Man who pointed gun at officers found guilty but insane

MEDFORD, Ore. – The man who was shot during an encounter with police found guilty but insane.

According to the Jackson County District Attorney’s Office, on March 29 at 1:13 p.m. police responded to a home on Garfield Street after receiving a report that two people were threatened by a man with a handgun. As Medford police officers began to arrive in the area, the person who made the initial 911 call said a shot had been fired.

Prosecutors said the suspect was identified as William Allen Shelton. He refused to exit his residence when confronted by officers.

Shelton reportedly told police he would “protect his children and wife who were still in the residence and complete the mission given to him by God.”

The D.A.’s office said at 2:09 p.m., Sheldon exited his residence through the back door and fired what he called a warning shot.
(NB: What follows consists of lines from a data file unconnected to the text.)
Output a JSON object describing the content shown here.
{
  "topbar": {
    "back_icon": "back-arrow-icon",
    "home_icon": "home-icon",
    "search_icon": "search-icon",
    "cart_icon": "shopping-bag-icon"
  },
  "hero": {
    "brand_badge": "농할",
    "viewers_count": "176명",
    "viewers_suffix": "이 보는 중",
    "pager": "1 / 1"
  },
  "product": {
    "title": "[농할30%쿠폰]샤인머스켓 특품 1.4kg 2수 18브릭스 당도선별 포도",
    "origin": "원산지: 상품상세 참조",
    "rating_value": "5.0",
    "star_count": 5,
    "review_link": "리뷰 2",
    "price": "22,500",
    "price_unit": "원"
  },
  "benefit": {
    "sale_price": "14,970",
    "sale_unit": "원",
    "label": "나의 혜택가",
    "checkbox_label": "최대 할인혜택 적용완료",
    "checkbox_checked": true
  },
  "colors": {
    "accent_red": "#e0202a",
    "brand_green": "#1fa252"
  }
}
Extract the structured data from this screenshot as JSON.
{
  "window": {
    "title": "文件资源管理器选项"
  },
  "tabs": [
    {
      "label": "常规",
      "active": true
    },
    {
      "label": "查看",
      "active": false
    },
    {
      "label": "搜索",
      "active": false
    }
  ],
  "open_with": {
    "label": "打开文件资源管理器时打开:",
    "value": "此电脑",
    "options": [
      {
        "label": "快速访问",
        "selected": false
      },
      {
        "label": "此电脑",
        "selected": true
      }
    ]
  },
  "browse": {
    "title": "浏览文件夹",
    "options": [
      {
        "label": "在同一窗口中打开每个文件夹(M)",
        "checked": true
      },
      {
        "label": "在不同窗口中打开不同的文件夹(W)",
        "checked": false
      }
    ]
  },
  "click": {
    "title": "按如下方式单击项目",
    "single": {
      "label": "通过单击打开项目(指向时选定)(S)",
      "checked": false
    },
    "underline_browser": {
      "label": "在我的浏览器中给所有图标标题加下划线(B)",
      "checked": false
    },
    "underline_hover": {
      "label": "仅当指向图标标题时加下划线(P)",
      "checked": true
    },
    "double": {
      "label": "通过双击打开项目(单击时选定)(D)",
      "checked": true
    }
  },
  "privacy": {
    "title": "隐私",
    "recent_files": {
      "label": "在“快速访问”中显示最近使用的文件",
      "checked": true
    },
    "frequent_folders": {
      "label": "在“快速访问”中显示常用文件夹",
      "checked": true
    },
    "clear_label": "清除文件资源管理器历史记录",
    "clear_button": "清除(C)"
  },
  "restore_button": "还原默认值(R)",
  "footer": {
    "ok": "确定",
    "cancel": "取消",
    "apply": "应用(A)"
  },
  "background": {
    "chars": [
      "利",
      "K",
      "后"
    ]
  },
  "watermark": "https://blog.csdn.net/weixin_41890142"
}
Two uniformed officers were stationed at the back of the residence when Sheldon fired the round. According to prosecutors, Shelton then turned toward the officers and pointed his firearm at them. That’s when one officer fired a single round from his rifle which struck Shelton in the chest area.

Shelton retreated back inside his residence with his gun, prosecutors said. Another round was heard coming from inside the residence a short time later.

Eventually, Shelton came out of his residence and taken into custody. He was transported to the hospital for treatment before being lodged in the Jackson County Jail.

On April 4, the D.A.’s office announced after a grand jury hearing that the officer who fired the shot that wounded Shelton was justified in his actions.

Shelton remained in the Jackson County Jail on six counts of attempted assault and three counts of unlawful use of a weapon.

On April 16, prosecutors said Shelton was found guilty except for insanity on three counts of attempted assault and one count of unlawful use of a weapon.

Evaluations presented before a judge showed Shelton was affected by bipolar II disorder at the time of the incident and was in a manic state. The D.A.’s office wrote, “… Mr. Shelton lacked substantial capacity either to appreciate the criminality of his conduct and/or to conform his conduct to the requirements of the law.”

Shelton will not be subject to conditional release, as he reportedly is a substantial danger to others. He’ll remain in state custody for at least ten years.